Heyelanlar nedeniyle 59 mahallede birçok mesken hasar gördü, 215 riskli konut da tahliye edildi. Bu 2 aylık hasarın bilançosu ise 300 milyon TL’yi buldu.
‘Heyelan, arazinin bir çeşit kanseridir’
Heyelanın önlenemez bir afet olduğunu belirten Jeoloji Mühendisleri Odası Vilayet Temsilcisi Yekta Yüksel, “Heyelanın oluşması için 2 ana ögenin bir ortada olması gerekiyor. Birincisi heyelana müsait bir arazi olacak. İkincisi de su, yağmur suyu, kar suyu. Tabana sızan sular, yeraltındaki sert yer ile yumuşak taban ortasındaki dokunak noktasını kaygan hale getirdiği için sürtünme kat sayısın düşmesi sonucunda heyelan meydana geliyor. Heyelan, arazinin bir cins kanseridir. Heyelan, önlenemez bir doğal afet. Bir sel geldiğinde yapabileceğiniz bir şey olmadığı üzere, heyelanla da ilgili yapabilecek bir şey yok. Bozuşmuş bir toprağınız varsa; kış koşullarının da sert geçmesi halinde heyelan kaçınılmaz bir olay” dedi.
‘Karadeniz’de pek çok kentin kaderi’
Ordu’da arazi yapısı nedeniyle sık heyelan yaşandığını söz eden Yüksel, “Bu yıl şubat ve mart ayında 2-3 sefer kar yağdı. Çok kar yağması ve kar sularının tabana sızması, heyelanları tetikledi. Bölgemizde heyelana müsait bir arazi yapısı olduğu için, kar yağışlarıyla birlikte heyelanlar meydana gelmiş oldu. 1 hafta, 3 gün geçmiyor, heyelan sayıları artıyor. Bir hafta evvel 300 olan sayı, bir hafta sonra 400’e çıkıyor. Bunlar, büsbütün mevsimsel ve arazi şartlarına bağlı bir olay. Heyelan yalnızca Ordu’nun değil; Karadeniz bölgesindeki pek çok kentin kaderidir” diye konuştu.

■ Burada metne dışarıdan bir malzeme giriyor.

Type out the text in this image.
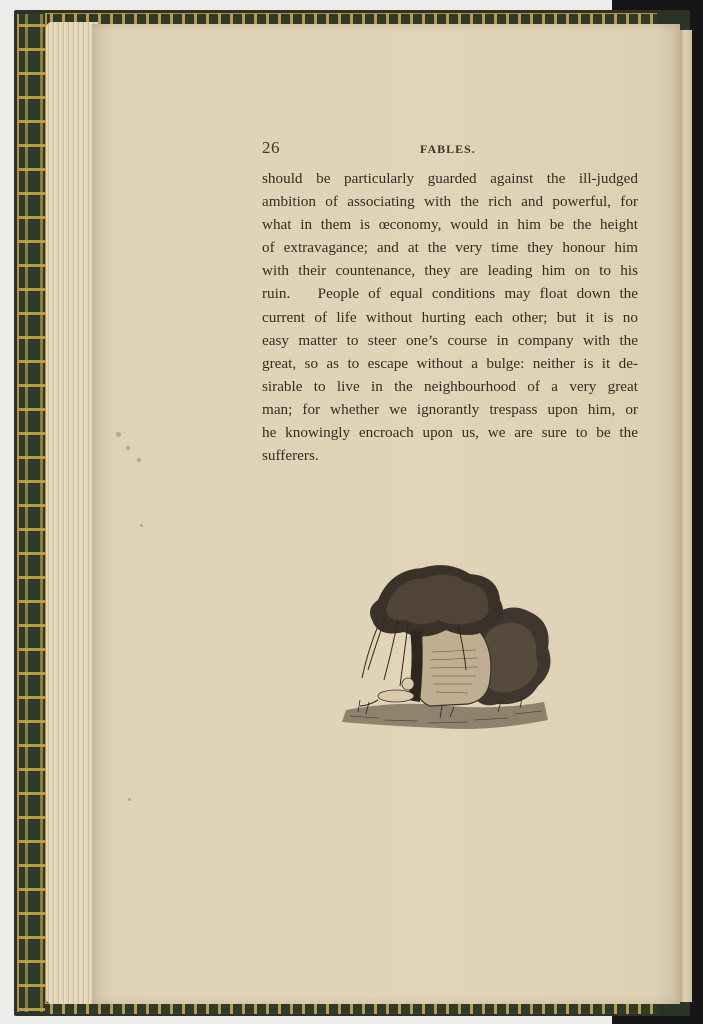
26	FABLES.
should be particularly guarded against the ill-judged
ambition of associating with the rich and powerful, for
what in them is œconomy, would in him be the height
of extravagance; and at the very time they honour him
with their countenance, they are leading him on to his
ruin.   People of equal conditions may float down the
current of life without hurting each other; but it is no
easy matter to steer one’s course in company with the
great, so as to escape without a bulge: neither is it de-
sirable to live in the neighbourhood of a very great
man; for whether we ignorantly trespass upon him, or
he knowingly encroach upon us, we are sure to be the
sufferers.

‘Yapacağınız tek şey kaçmak’
Heyelana karşı alınacak tedbirlere de değinen Yüksel, “Heyelana müsait arazinin ağaçlandırılması ya da yeşillendirilmesi yarar sağlayan ögeler. Ama bunların fosil bir heyelan bölgesine hiçbir tesirinin olmadığı gördük, görüyoruz da. Bir orman yeri düşünün; biraz meyilli lakin yumuşak toprak. Kışın çok yağmur yağmasıyla orman yeri hem de ağaçlı bir arazi, büsbütün heyelan nedeniyle deforme oluyor. Bir yerde heyelan varsa; yapacağınız tek şey kaçmaktır. Heyelanlı bölgelerde birtakım mühendislik tedbirler alarak, yol geçişi yapabilirsiniz. Ama konut imali bakımından heyelanlı bölgeden uzaklaşmak gerekiyor. Heyelanlı bölgelerde büyük mühendislik çalışmaları yapılıyor. Ama attığınız taş, ürküttüğünüz kurbağaya değmediği için bu tedbirleri öneremiyoruz. Zira stabil taban elde etmek için uçuk sayılar ortaya çıkıyor” sözlerini kullandı.